Talvez Alceu Amoroso Lima (1969) esteja se referindo à diferença entre notícia e reportagem ao distinguir o mau do bom jornalismo. O profissional que opta pelo primeiro, conforme o crítico (p. 46), “[...] fica demais na sua função de noticiarista e decai de jornalista propriamente dito a telegrafista ou boateiro”. O que opta pelo segundo tira o “essencial do acidental”, o “permanente do corrente”. “Fazer

da informação um gênero literário, é o sinal do bom jornalista. Fazer de um gênero literário, como o jornalismo, uma simples informação, é o sinal de um mau jornalista.” (LIMA, 1969, p. 47).

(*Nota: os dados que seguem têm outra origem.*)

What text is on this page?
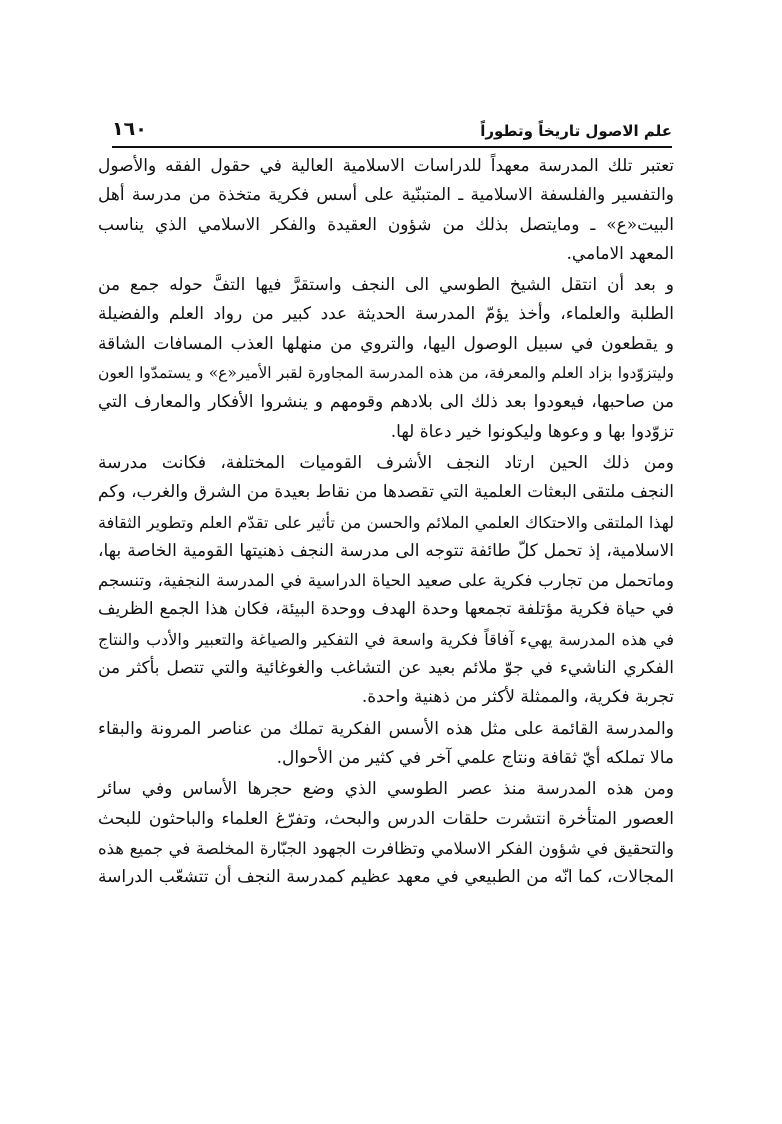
علم الاصول تاريخاً وتطوراً
١٦٠

تعتبر تلك المدرسة معهداً للدراسات الاسلامية العالية في حقول الفقه والأصول
والتفسير والفلسفة الاسلامية ـ المتبنّية على أسس فكرية متخذة من مدرسة أهل
البيت«ع» ـ ومايتصل بذلك من شؤون العقيدة والفكر الاسلامي الذي يناسب
المعهد الامامي.

و بعد أن انتقل الشيخ الطوسي الى النجف واستقرَّ فيها التفَّ حوله جمع من
الطلبة والعلماء، وأخذ يؤمّ المدرسة الحديثة عدد كبير من رواد العلم والفضيلة
و يقطعون في سبيل الوصول اليها، والتروي من منهلها العذب المسافات الشاقة
وليتزوّدوا بزاد العلم والمعرفة، من هذه المدرسة المجاورة لقبر الأمير«ع» و يستمدّوا العون
من صاحبها، فيعودوا بعد ذلك الى بلادهم وقومهم و ينشروا الأفكار والمعارف التي
تزوّدوا بها و وعوها وليكونوا خير دعاة لها.

ومن ذلك الحين ارتاد النجف الأشرف القوميات المختلفة، فكانت مدرسة
النجف ملتقى البعثات العلمية التي تقصدها من نقاط بعيدة من الشرق والغرب، وكم
لهذا الملتقى والاحتكاك العلمي الملائم والحسن من تأثير على تقدّم العلم وتطوير الثقافة
الاسلامية، إذ تحمل كلّ طائفة تتوجه الى مدرسة النجف ذهنيتها القومية الخاصة بها،
وماتحمل من تجارب فكرية على صعيد الحياة الدراسية في المدرسة النجفية، وتنسجم
في حياة فكرية مؤتلفة تجمعها وحدة الهدف ووحدة البيئة، فكان هذا الجمع الظريف
في هذه المدرسة يهيء آفاقاً فكرية واسعة في التفكير والصياغة والتعبير والأدب والنتاج
الفكري الناشيء في جوّ ملائم بعيد عن التشاغب والغوغائية والتي تتصل بأكثر من
تجربة فكرية، والممثلة لأكثر من ذهنية واحدة.

والمدرسة القائمة على مثل هذه الأسس الفكرية تملك من عناصر المرونة والبقاء
مالا تملكه أيّ ثقافة ونتاج علمي آخر في كثير من الأحوال.

ومن هذه المدرسة منذ عصر الطوسي الذي وضع حجرها الأساس وفي سائر
العصور المتأخرة انتشرت حلقات الدرس والبحث، وتفرّغ العلماء والباحثون للبحث
والتحقيق في شؤون الفكر الاسلامي وتظافرت الجهود الجبّارة المخلصة في جميع هذه
المجالات، كما انّه من الطبيعي في معهد عظيم كمدرسة النجف أن تتشعّب الدراسة
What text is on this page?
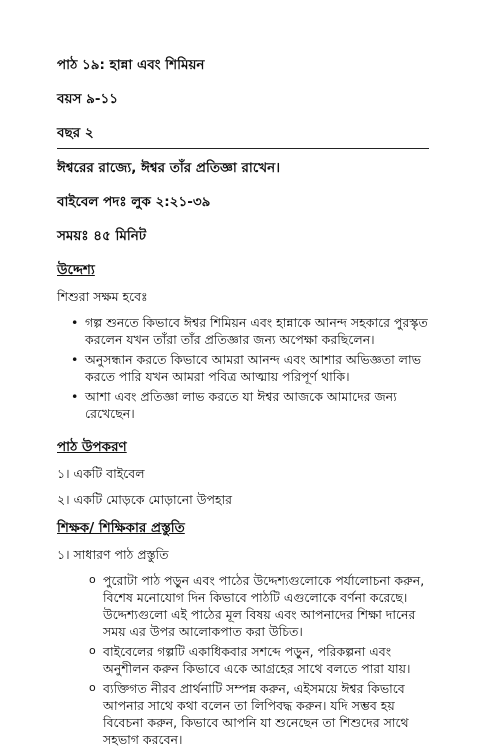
পাঠ ১৯: হান্না এবং শিমিয়ন

বয়স ৯-১১

বছর ২

ঈশ্বরের রাজ্যে, ঈশ্বর তাঁর প্রতিজ্ঞা রাখেন।

বাইবেল পদঃ লুক ২:২১-৩৯

সময়ঃ ৪৫ মিনিট

উদ্দেশ্য

শিশুরা সক্ষম হবেঃ

• গল্প শুনতে কিভাবে ঈশ্বর শিমিয়ন এবং হান্নাকে আনন্দ সহকারে পুরস্কৃত করলেন যখন তাঁরা তাঁর প্রতিজ্ঞার জন্য অপেক্ষা করছিলেন।
• অনুসন্ধান করতে কিভাবে আমরা আনন্দ এবং আশার অভিজ্ঞতা লাভ করতে পারি যখন আমরা পবিত্র আত্মায় পরিপূর্ণ থাকি।
• আশা এবং প্রতিজ্ঞা লাভ করতে যা ঈশ্বর আজকে আমাদের জন্য রেখেছেন।

পাঠ উপকরণ

১। একটি বাইবেল

২। একটি মোড়কে মোড়ানো উপহার

শিক্ষক/ শিক্ষিকার প্রস্তুতি

১। সাধারণ পাঠ প্রস্তুতি

o পুরোটা পাঠ পড়ুন এবং পাঠের উদ্দেশ্যগুলোকে পর্যালোচনা করুন, বিশেষ মনোযোগ দিন কিভাবে পাঠটি এগুলোকে বর্ণনা করেছে। উদ্দেশ্যগুলো এই পাঠের মূল বিষয় এবং আপনাদের শিক্ষা দানের সময় এর উপর আলোকপাত করা উচিত।
o বাইবেলের গল্পটি একাধিকবার সশব্দে পড়ুন, পরিকল্পনা এবং অনুশীলন করুন কিভাবে একে আগ্রহের সাথে বলতে পারা যায়।
o ব্যক্তিগত নীরব প্রার্থনাটি সম্পন্ন করুন, এইসময়ে ঈশ্বর কিভাবে আপনার সাথে কথা বলেন তা লিপিবদ্ধ করুন। যদি সম্ভব হয় বিবেচনা করুন, কিভাবে আপনি যা শুনেছেন তা শিশুদের সাথে সহভাগ করবেন।
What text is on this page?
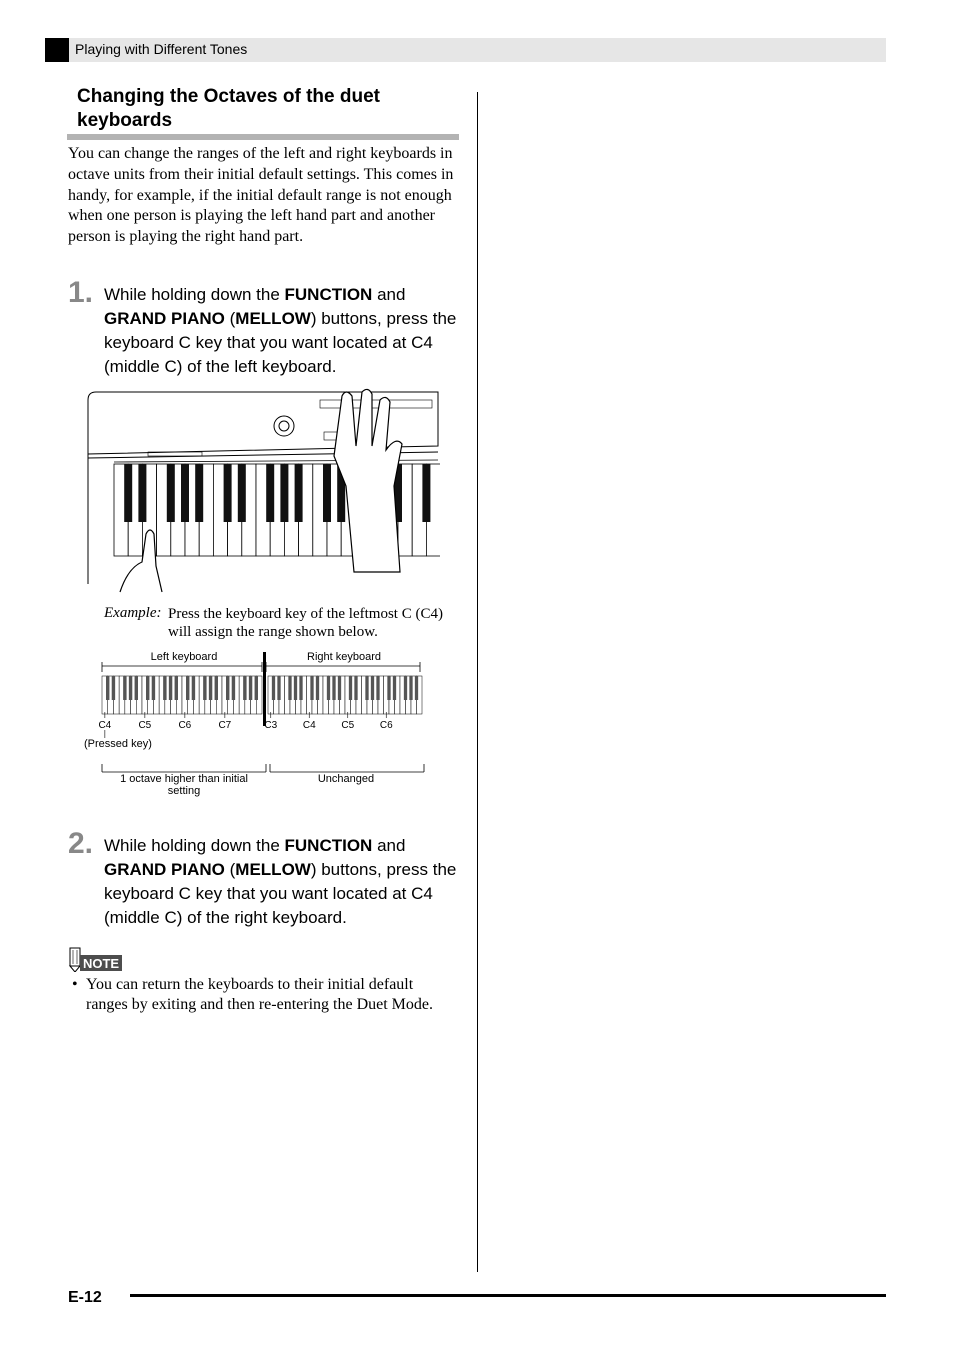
Playing with Different Tones
Changing the Octaves of the duet keyboards
You can change the ranges of the left and right keyboards in octave units from their initial default settings. This comes in handy, for example, if the initial default range is not enough when one person is playing the left hand part and another person is playing the right hand part.
1. While holding down the FUNCTION and GRAND PIANO (MELLOW) buttons, press the keyboard C key that you want located at C4 (middle C) of the left keyboard.
Example: Press the keyboard key of the leftmost C (C4) will assign the range shown below.
Left keyboard	Right keyboard
C4	C5	C6	C7	C3	C4	C5	C6
(Pressed key)
1 octave higher than initial
setting
Unchanged
2. While holding down the FUNCTION and GRAND PIANO (MELLOW) buttons, press the keyboard C key that you want located at C4 (middle C) of the right keyboard.
NOTE
• You can return the keyboards to their initial default ranges by exiting and then re-entering the Duet Mode.
E-12
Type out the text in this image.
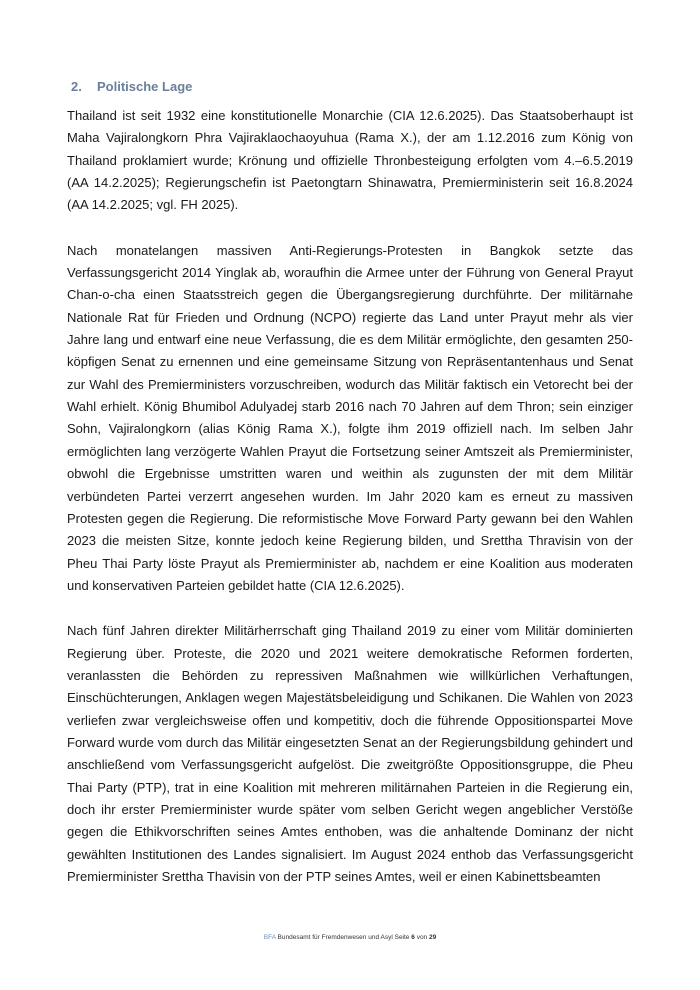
2. Politische Lage

Thailand ist seit 1932 eine konstitutionelle Monarchie (CIA 12.6.2025). Das Staatsoberhaupt ist Maha Vajiralongkorn Phra Vajiraklaochaoyuhua (Rama X.), der am 1.12.2016 zum König von Thailand proklamiert wurde; Krönung und offizielle Thronbesteigung erfolgten vom 4.–6.5.2019 (AA 14.2.2025); Regierungschefin ist Paetongtarn Shinawatra, Premierministerin seit 16.8.2024 (AA 14.2.2025; vgl. FH 2025).

Nach monatelangen massiven Anti-Regierungs-Protesten in Bangkok setzte das Verfassungsgericht 2014 Yinglak ab, woraufhin die Armee unter der Führung von General Prayut Chan-o-cha einen Staatsstreich gegen die Übergangsregierung durchführte. Der militärnahe Nationale Rat für Frieden und Ordnung (NCPO) regierte das Land unter Prayut mehr als vier Jahre lang und entwarf eine neue Verfassung, die es dem Militär ermöglichte, den gesamten 250-köpfigen Senat zu ernennen und eine gemeinsame Sitzung von Repräsentantenhaus und Senat zur Wahl des Premierministers vorzuschreiben, wodurch das Militär faktisch ein Vetorecht bei der Wahl erhielt. König Bhumibol Adulyadej starb 2016 nach 70 Jahren auf dem Thron; sein einziger Sohn, Vajiralongkorn (alias König Rama X.), folgte ihm 2019 offiziell nach. Im selben Jahr ermöglichten lang verzögerte Wahlen Prayut die Fortsetzung seiner Amtszeit als Premierminister, obwohl die Ergebnisse umstritten waren und weithin als zugunsten der mit dem Militär verbündeten Partei verzerrt angesehen wurden. Im Jahr 2020 kam es erneut zu massiven Protesten gegen die Regierung. Die reformistische Move Forward Party gewann bei den Wahlen 2023 die meisten Sitze, konnte jedoch keine Regierung bilden, und Srettha Thravisin von der Pheu Thai Party löste Prayut als Premierminister ab, nachdem er eine Koalition aus moderaten und konservativen Parteien gebildet hatte (CIA 12.6.2025).

Nach fünf Jahren direkter Militärherrschaft ging Thailand 2019 zu einer vom Militär dominierten Regierung über. Proteste, die 2020 und 2021 weitere demokratische Reformen forderten, veranlassten die Behörden zu repressiven Maßnahmen wie willkürlichen Verhaftungen, Einschüchterungen, Anklagen wegen Majestätsbeleidigung und Schikanen. Die Wahlen von 2023 verliefen zwar vergleichsweise offen und kompetitiv, doch die führende Oppositionspartei Move Forward wurde vom durch das Militär eingesetzten Senat an der Regierungsbildung gehindert und anschließend vom Verfassungsgericht aufgelöst. Die zweitgrößte Oppositionsgruppe, die Pheu Thai Party (PTP), trat in eine Koalition mit mehreren militärnahen Parteien in die Regierung ein, doch ihr erster Premierminister wurde später vom selben Gericht wegen angeblicher Verstöße gegen die Ethikvorschriften seines Amtes enthoben, was die anhaltende Dominanz der nicht gewählten Institutionen des Landes signalisiert. Im August 2024 enthob das Verfassungsgericht Premierminister Srettha Thavisin von der PTP seines Amtes, weil er einen Kabinettsbeamten

BFA Bundesamt für Fremdenwesen und Asyl Seite 6 von 29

Para o intelectual, que foi membro da Academia Brasileira de Letras, a literatura é (p. 22) “expressão verbal com ênfase nos meios e não com exclusão dos fins”. Ou seja: não é preciso renunciar ao compromisso com a “realidade” do jornalismo para se fazer literatura. Só assim, dentro do que ele considera uma concepção racional, e não purista, é possível enquadrar o bom jornalismo – ou seja, aquele que consegue descobrir a “eternidade” de cada momento, sem descuidar do estilo – entre seus gêneros. Por sua vez, Antonio Olyntho Marques da Rocha (1955) afirma que a literatura de ficção pode haurir seu material tanto da realidade em ato quanto da realidade em potência, mas que ambas passam pela mesma transformação, sujeitando-se às leis da descrição e da narração. Leis que, segundo o crítico, também vigoram na reportagem.

Para Rocha, há uma diferença entre o jornalismo que não perde o todo de perspectiva e o jornalismo “rotineiro” e “viciado”, que se atém ao imediatismo: enquanto aquele atinge a permanência, este apenas manipula matéria morta. Os sertões, de Euclides da Cunha, tido como uma das maiores obras da literatura brasileira, é considerado pelo autor um exemplo perfeito de reportagem, justamente porque o escritor soube ver, em um episódio considerado localizado e transitório por muitos (1955, p. 60), “uma constante da natureza humana, ávida de sobrenatural”. Ao reproduzir pontos de vista como este, no entanto, este trabalho não pretende convencer o leitor de que o jornalismo é uma arte, mas mostrar as relações entre jornalismo e literatura, dois discursos que, a princípio distintos, imbricam-se na reportagem.